I tried it - still no useful info on the console and no error logs in the project folder.
Tried it using the corresponding modifications for ParagraphVectors. As a result I got the following observations:
- If the ParagraphVectors builder has no explicit resetModel set to false then the vocabulary is not being extended and the execution is successful
- If the ParagraphVectors builder has resetModel=false then the vocabulary is extended and after the extension the next call to fit() causes the mentioned native execution crash
- Saving/loading the model to/from the file (the same as in the example) has no impact on the behavior
- Updating an existing model with a new iterator (which points to new sequences) and running fit() doesn’t extend a vocabulary when resetModel=false and no crash is there.
- Updating an existing model with a new iterator (which points to new sequences), explicitly calling the buildVocab() in order to extend it and running fit() after that causes a crash.
So I played with different combinations and noticed that recreating a model using the same builder which created it but changing the sequence iterator and rebuilding the vocabulary in a specific way brings me to the point which I need. And I got a successful result!

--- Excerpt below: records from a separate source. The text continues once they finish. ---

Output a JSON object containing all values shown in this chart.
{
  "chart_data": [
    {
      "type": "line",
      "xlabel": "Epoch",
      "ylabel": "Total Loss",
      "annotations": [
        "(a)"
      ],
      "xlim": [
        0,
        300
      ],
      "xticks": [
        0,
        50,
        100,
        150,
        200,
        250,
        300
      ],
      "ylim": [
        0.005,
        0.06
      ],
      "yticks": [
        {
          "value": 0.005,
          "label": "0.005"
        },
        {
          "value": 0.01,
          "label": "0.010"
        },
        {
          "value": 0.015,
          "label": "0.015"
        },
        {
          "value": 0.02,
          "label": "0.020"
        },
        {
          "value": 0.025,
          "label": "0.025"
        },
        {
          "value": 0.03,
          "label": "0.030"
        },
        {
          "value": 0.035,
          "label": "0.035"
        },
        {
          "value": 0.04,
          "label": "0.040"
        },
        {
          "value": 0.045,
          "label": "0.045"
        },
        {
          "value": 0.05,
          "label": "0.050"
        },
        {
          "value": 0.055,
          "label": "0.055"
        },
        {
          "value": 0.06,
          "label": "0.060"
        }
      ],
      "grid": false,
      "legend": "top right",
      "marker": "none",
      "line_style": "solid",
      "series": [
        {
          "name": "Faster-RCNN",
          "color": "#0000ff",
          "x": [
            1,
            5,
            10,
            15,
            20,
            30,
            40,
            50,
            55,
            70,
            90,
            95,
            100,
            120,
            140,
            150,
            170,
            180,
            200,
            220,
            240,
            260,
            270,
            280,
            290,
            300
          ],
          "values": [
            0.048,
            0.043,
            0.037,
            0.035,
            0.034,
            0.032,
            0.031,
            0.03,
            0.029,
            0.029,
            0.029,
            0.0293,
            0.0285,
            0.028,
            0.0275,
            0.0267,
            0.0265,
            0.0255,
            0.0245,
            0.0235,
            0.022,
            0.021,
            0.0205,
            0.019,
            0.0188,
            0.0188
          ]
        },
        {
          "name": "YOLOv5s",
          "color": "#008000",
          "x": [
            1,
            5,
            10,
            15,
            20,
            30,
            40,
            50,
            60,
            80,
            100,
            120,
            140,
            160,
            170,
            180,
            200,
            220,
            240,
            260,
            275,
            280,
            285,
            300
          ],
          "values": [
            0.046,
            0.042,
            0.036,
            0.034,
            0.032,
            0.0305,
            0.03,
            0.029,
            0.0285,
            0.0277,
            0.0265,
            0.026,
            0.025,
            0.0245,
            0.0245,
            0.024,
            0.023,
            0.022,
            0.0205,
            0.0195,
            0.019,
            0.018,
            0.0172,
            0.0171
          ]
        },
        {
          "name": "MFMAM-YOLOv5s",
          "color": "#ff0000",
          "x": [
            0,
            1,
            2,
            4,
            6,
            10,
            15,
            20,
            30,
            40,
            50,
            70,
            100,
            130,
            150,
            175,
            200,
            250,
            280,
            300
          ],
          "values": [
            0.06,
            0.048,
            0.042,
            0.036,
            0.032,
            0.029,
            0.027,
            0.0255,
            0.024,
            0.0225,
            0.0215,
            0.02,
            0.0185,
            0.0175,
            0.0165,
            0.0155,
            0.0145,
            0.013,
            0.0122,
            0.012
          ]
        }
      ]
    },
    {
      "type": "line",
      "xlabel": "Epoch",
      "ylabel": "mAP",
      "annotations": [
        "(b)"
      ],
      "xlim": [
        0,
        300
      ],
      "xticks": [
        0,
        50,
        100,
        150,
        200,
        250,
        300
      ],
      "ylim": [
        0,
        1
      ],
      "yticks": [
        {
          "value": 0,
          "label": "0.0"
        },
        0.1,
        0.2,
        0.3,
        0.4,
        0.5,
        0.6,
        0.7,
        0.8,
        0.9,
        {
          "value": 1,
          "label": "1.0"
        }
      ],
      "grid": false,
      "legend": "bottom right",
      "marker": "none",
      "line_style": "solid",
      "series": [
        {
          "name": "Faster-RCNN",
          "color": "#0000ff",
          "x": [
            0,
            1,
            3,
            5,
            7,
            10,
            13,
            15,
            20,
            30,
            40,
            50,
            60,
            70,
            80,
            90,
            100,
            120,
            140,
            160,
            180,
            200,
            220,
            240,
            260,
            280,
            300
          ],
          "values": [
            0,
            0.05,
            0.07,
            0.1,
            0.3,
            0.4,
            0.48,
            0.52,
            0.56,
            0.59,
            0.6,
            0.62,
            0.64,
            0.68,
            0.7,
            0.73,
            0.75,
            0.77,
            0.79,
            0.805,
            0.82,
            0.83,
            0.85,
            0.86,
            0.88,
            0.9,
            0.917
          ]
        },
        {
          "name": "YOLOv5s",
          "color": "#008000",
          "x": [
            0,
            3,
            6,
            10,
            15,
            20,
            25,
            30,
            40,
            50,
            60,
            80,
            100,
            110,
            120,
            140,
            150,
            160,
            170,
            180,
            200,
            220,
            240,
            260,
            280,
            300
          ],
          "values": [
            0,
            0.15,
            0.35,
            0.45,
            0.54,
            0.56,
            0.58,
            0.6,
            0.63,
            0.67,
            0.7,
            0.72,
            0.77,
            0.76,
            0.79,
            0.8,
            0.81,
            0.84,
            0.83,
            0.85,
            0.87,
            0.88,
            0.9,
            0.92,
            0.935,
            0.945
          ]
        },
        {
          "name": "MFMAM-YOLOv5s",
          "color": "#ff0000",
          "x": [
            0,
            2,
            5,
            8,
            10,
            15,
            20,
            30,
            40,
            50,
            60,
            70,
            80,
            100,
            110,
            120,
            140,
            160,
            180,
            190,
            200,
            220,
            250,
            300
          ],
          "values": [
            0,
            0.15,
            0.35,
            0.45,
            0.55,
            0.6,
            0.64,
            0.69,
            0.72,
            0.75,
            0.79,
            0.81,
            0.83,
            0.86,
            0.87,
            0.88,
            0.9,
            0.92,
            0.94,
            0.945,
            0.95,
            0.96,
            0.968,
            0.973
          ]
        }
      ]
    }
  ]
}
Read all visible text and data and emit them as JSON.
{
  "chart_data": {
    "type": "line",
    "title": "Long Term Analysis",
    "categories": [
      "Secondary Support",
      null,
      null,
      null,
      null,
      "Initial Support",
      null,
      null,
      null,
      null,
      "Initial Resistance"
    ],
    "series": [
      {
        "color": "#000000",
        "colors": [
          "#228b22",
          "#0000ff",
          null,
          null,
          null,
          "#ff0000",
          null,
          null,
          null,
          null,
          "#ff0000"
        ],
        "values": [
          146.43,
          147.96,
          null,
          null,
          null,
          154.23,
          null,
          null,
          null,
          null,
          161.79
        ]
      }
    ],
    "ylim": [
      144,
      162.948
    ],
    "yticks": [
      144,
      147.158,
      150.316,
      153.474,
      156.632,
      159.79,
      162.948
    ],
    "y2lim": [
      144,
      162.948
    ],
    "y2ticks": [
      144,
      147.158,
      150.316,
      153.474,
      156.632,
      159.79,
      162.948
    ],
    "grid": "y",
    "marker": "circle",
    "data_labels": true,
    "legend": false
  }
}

I had to re-implement the vocabulary building because the fit() method doesn’t call buildVocab() if you don’t want to reset the model. Also I’ve noticed that VocabConstructor.buildJointVocabulary() doesn’t
mark the tokens which are already in the vocabulary as labels. So I fixed this part and it all worked and all the labels with all new words were there. I got no resetting of the lookup table, I got all labels preserved and the vocabulary extended. The main difference between the example you’ve referenced to and my implementation is that I recreate the model from scratch using the same builder which created it and after it I call
And it works! I tried the bulder without this line and I got the crash. Also I tried updating the existing model with new iterator as in the example and using this line but it still crashed. Only recreating a model using the builder (which itself preserves the lookup table and the vocabulary) together with consuming it’s own lookup table works fine. That means that the problem lies in any of ParagraphVectors fields which is re-initialized using a builder build() method call and thus it prevents the model from crashing during the next fit() after the vocabulary extension. I couldn’t identify, which field/s exactly is/are crucial here but if it’s not re-initialized (like in the example you’ve provided) - the fit() after vocabulary extension causes the crash.